Cervicogenic Headache Exercises: Can It Help?
Cervicogenic Headache Exercises: Can It Help?
Blog Article
Cervicogenic Headache Exercises: Do They Work?
Cervicogenic headaches originate due to dysfunction in the neck area.
If you've noticed neck pain radiating into your head, you might be dealing with a cervical-origin headache.
What Are Cervicogenic Headaches?
These types of headaches are usually caused by muscle imbalances.
Common symptoms include:
Tension in the neck that rises to the head
Radiating discomfort to the forehead or eyes
Neck stiffness or tightness
The Role of Movement in Headache Relief
Targeted exercises can improve posture in the neck and shoulders.
These routines ease cervical stress, which can reduce headache frequency.
Top Exercises for Cervicogenic Headache Relief
1. Neck Stretch
Sit or stand tall.
Bring your right ear toward your shoulder and pause gently.
Repeat on the left side.
???? Improves lateral flexibility.
2. Chin Tucks
Stand against a wall.
Tuck your chin slightly without lowering your head, like you're making a double chin.
Hold for 5 seconds. Do 10 reps.
???? Corrects forward head posture.
3. Shoulder Rolls
Make 10 smooth circular motions.
Repeat forward if desired.
???? Loosens upper trapezius tension.
4. Wall Angels
Lean against a wall.
Make a "W" with arms pressed into the wall, then raise to a "Y."
Repeat 10 times.
???? Improves shoulder and spine mobility.

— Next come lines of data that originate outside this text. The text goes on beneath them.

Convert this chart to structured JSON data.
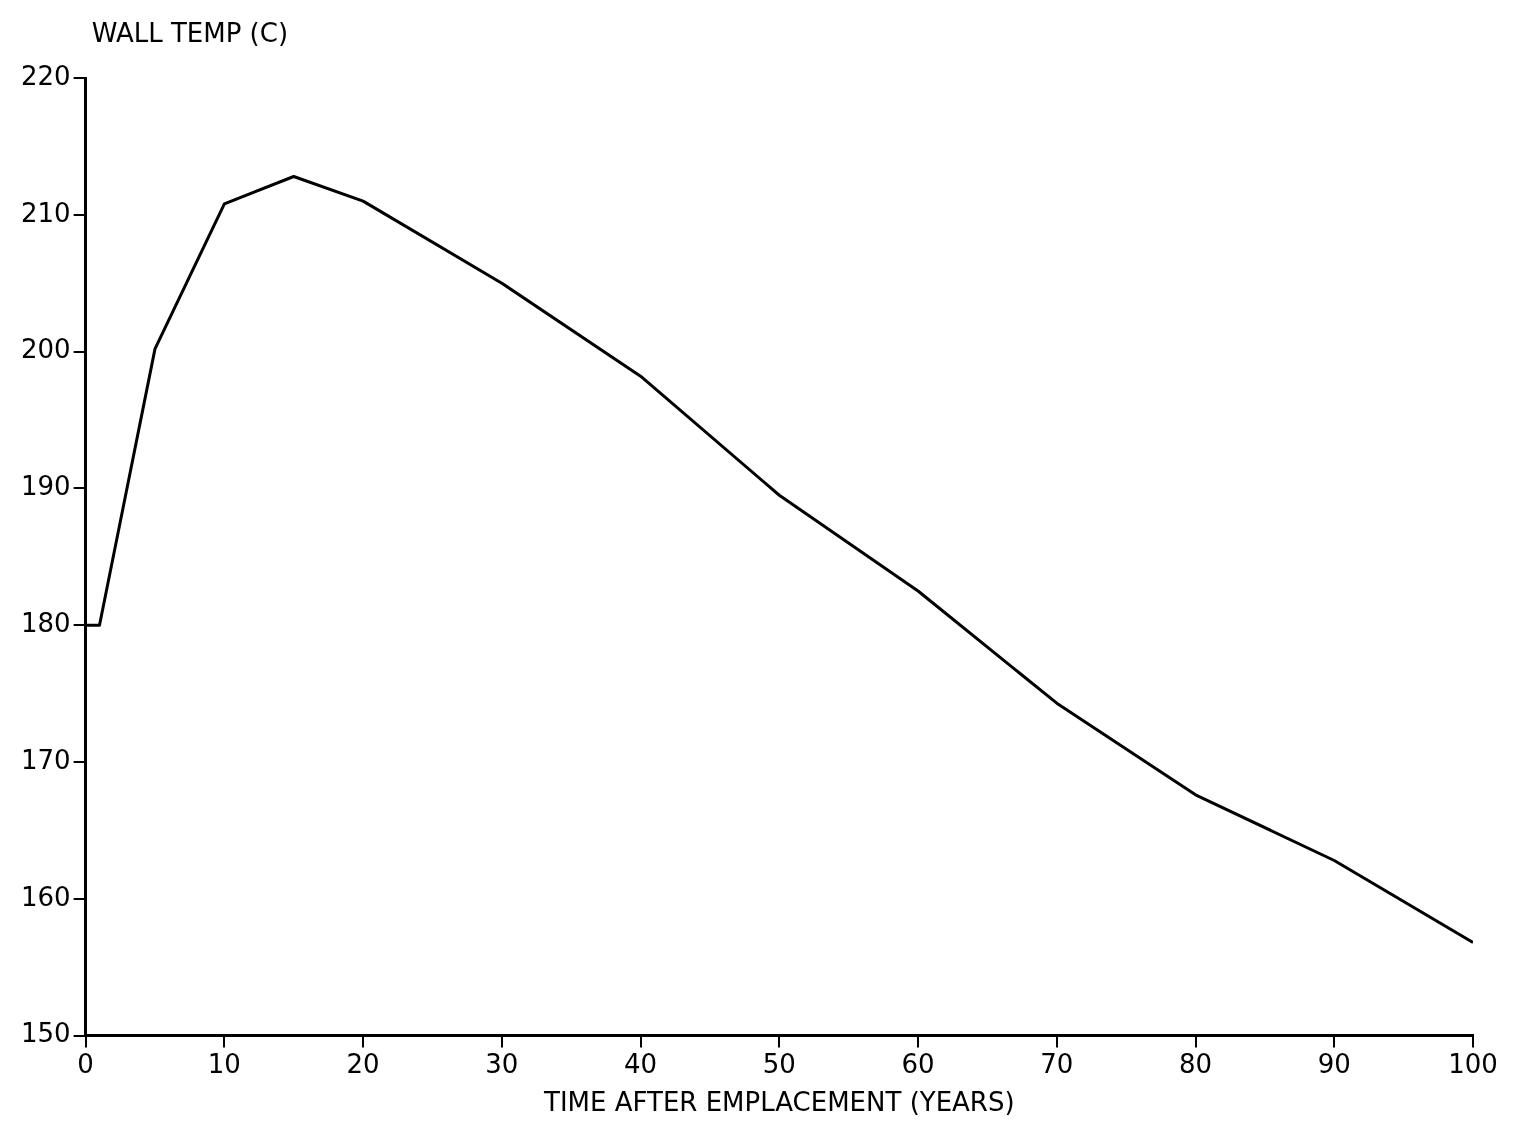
{
  "chart_data": {
    "type": "line",
    "xlabel": "TIME AFTER EMPLACEMENT (YEARS)",
    "ylabel": "WALL TEMP (C)",
    "x": [
      0,
      1,
      5,
      10,
      15,
      20,
      30,
      40,
      50,
      60,
      70,
      80,
      90,
      100
    ],
    "series": [
      {
        "color": "#000000",
        "values": [
          180,
          180,
          200.2,
          210.8,
          212.8,
          211,
          205,
          198.2,
          189.5,
          182.5,
          174.3,
          167.6,
          162.8,
          156.8
        ]
      }
    ],
    "xlim": [
      0,
      100
    ],
    "xticks": [
      0,
      10,
      20,
      30,
      40,
      50,
      60,
      70,
      80,
      90,
      100
    ],
    "ylim": [
      150,
      220
    ],
    "yticks": [
      150,
      160,
      170,
      180,
      190,
      200,
      210,
      220
    ],
    "grid": false,
    "legend": false,
    "marker": "none",
    "line_style": "solid"
  }
}
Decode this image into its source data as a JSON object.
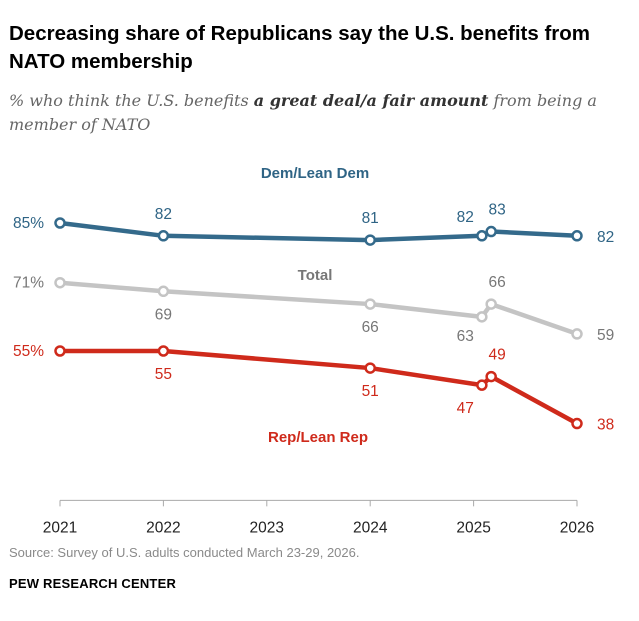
{
  "title": "Decreasing share of Republicans say the U.S. benefits from NATO membership",
  "subtitle": {
    "before": "% who think the U.S. benefits ",
    "emphasis": "a great deal/a fair amount",
    "after": " from being a member of NATO"
  },
  "source": "Source: Survey of U.S. adults conducted March 23-29, 2026.",
  "org": "PEW RESEARCH CENTER",
  "chart_data": {
    "type": "line",
    "title": "",
    "xlabel": "",
    "ylabel": "",
    "x_ticks": [
      2021,
      2022,
      2023,
      2024,
      2025,
      2026
    ],
    "xlim": [
      2021,
      2026
    ],
    "ylim": [
      20,
      90
    ],
    "grid": false,
    "legend": "inline labels",
    "series": [
      {
        "name": "Dem/Lean Dem",
        "color": "#346a8b",
        "label_color": "#2f6485",
        "x": [
          2021,
          2022,
          2024,
          2025.08,
          2025.17,
          2026
        ],
        "values": [
          85,
          82,
          81,
          82,
          83,
          82
        ],
        "labels": [
          "85%",
          "82",
          "81",
          "82",
          "83",
          "82"
        ]
      },
      {
        "name": "Total",
        "color": "#c4c4c4",
        "label_color": "#777777",
        "x": [
          2021,
          2022,
          2024,
          2025.08,
          2025.17,
          2026
        ],
        "values": [
          71,
          69,
          66,
          63,
          66,
          59
        ],
        "labels": [
          "71%",
          "69",
          "66",
          "63",
          "66",
          "59"
        ]
      },
      {
        "name": "Rep/Lean Rep",
        "color": "#cf2a1b",
        "label_color": "#cf2a1b",
        "x": [
          2021,
          2022,
          2024,
          2025.08,
          2025.17,
          2026
        ],
        "values": [
          55,
          55,
          51,
          47,
          49,
          38
        ],
        "labels": [
          "55%",
          "55",
          "51",
          "47",
          "49",
          "38"
        ]
      }
    ]
  }
}
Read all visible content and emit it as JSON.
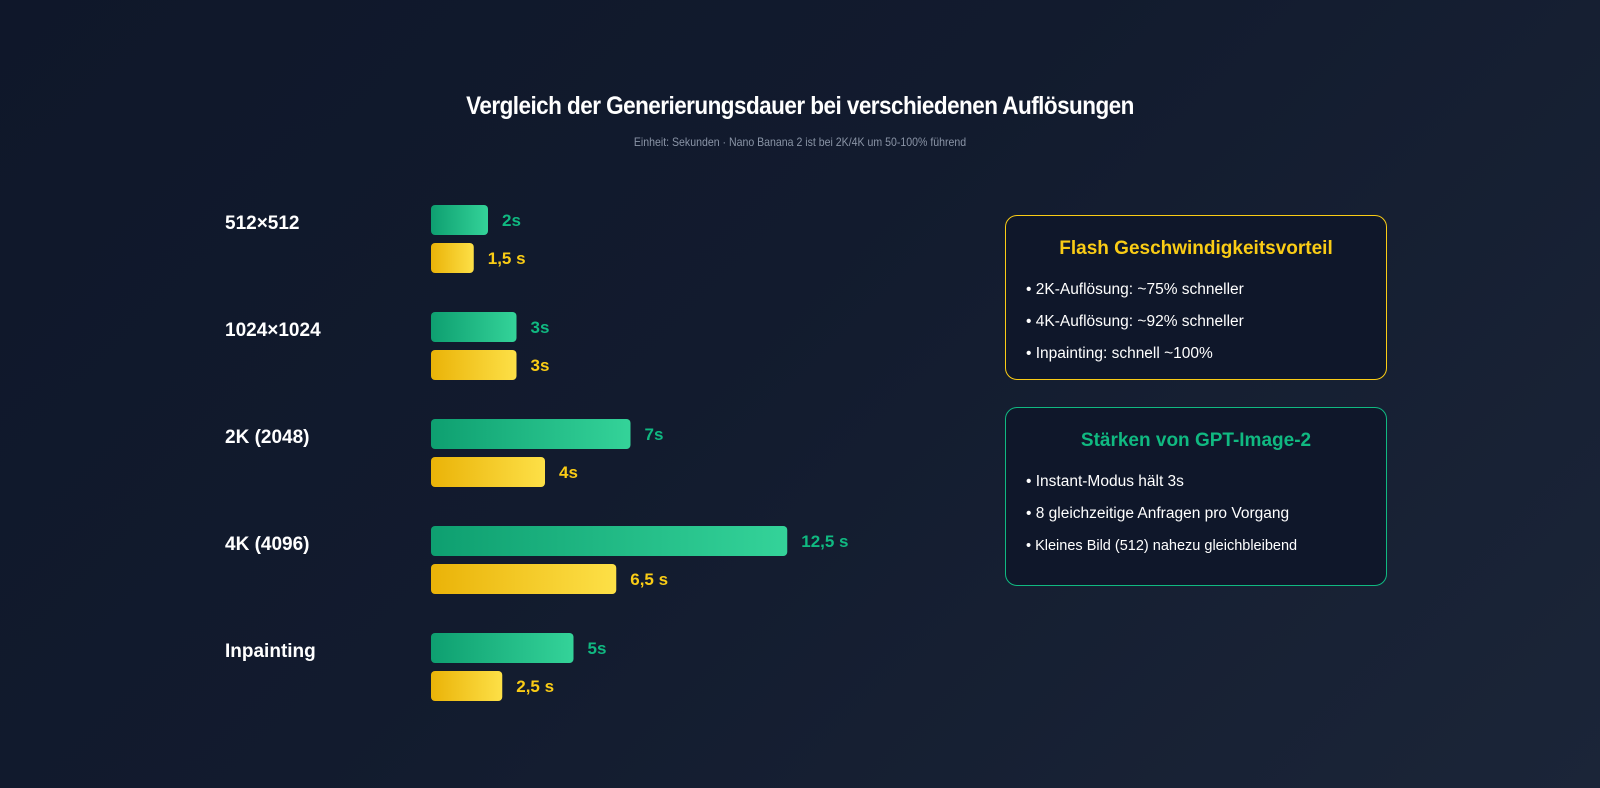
{
  "header": {
    "title": "Vergleich der Generierungsdauer bei verschiedenen Auflösungen",
    "subtitle": "Einheit: Sekunden · Nano Banana 2 ist bei 2K/4K um 50-100% führend"
  },
  "chart_data": {
    "type": "bar",
    "orientation": "horizontal",
    "title": "Vergleich der Generierungsdauer bei verschiedenen Auflösungen",
    "subtitle": "Einheit: Sekunden · Nano Banana 2 ist bei 2K/4K um 50-100% führend",
    "categories": [
      "512×512",
      "1024×1024",
      "2K (2048)",
      "4K (4096)",
      "Inpainting"
    ],
    "series": [
      {
        "values": [
          2,
          3,
          7,
          12.5,
          5
        ],
        "labels": [
          "2s",
          "3s",
          "7s",
          "12,5 s",
          "5s"
        ],
        "color": "#10b981"
      },
      {
        "values": [
          1.5,
          3,
          4,
          6.5,
          2.5
        ],
        "labels": [
          "1,5 s",
          "3s",
          "4s",
          "6,5 s",
          "2,5 s"
        ],
        "color": "#facc15"
      }
    ],
    "xlim": [
      0,
      15
    ],
    "grid": false,
    "legend": "none"
  },
  "cards": {
    "flash": {
      "title": "Flash Geschwindigkeitsvorteil",
      "items": [
        "• 2K-Auflösung: ~75% schneller",
        "• 4K-Auflösung: ~92% schneller",
        "• Inpainting: schnell ~100%"
      ],
      "accent": "#facc15"
    },
    "gpt": {
      "title": "Stärken von GPT-Image-2",
      "items": [
        "• Instant-Modus hält 3s",
        "• 8 gleichzeitige Anfragen pro Vorgang",
        "• Kleines Bild (512) nahezu gleichbleibend"
      ],
      "accent": "#10b981"
    }
  }
}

Keys click here to Long-Term Relief
Be consistent.
Combine with posture awareness.
Get professional advice if symptoms worsen.
Avoid jerky movements.
Final Thoughts
You can take charge of your pain through movement.
By focusing on neck health, you may experience fewer headaches.
Keep your neck mobile and supported, and always seek medical evaluation when needed.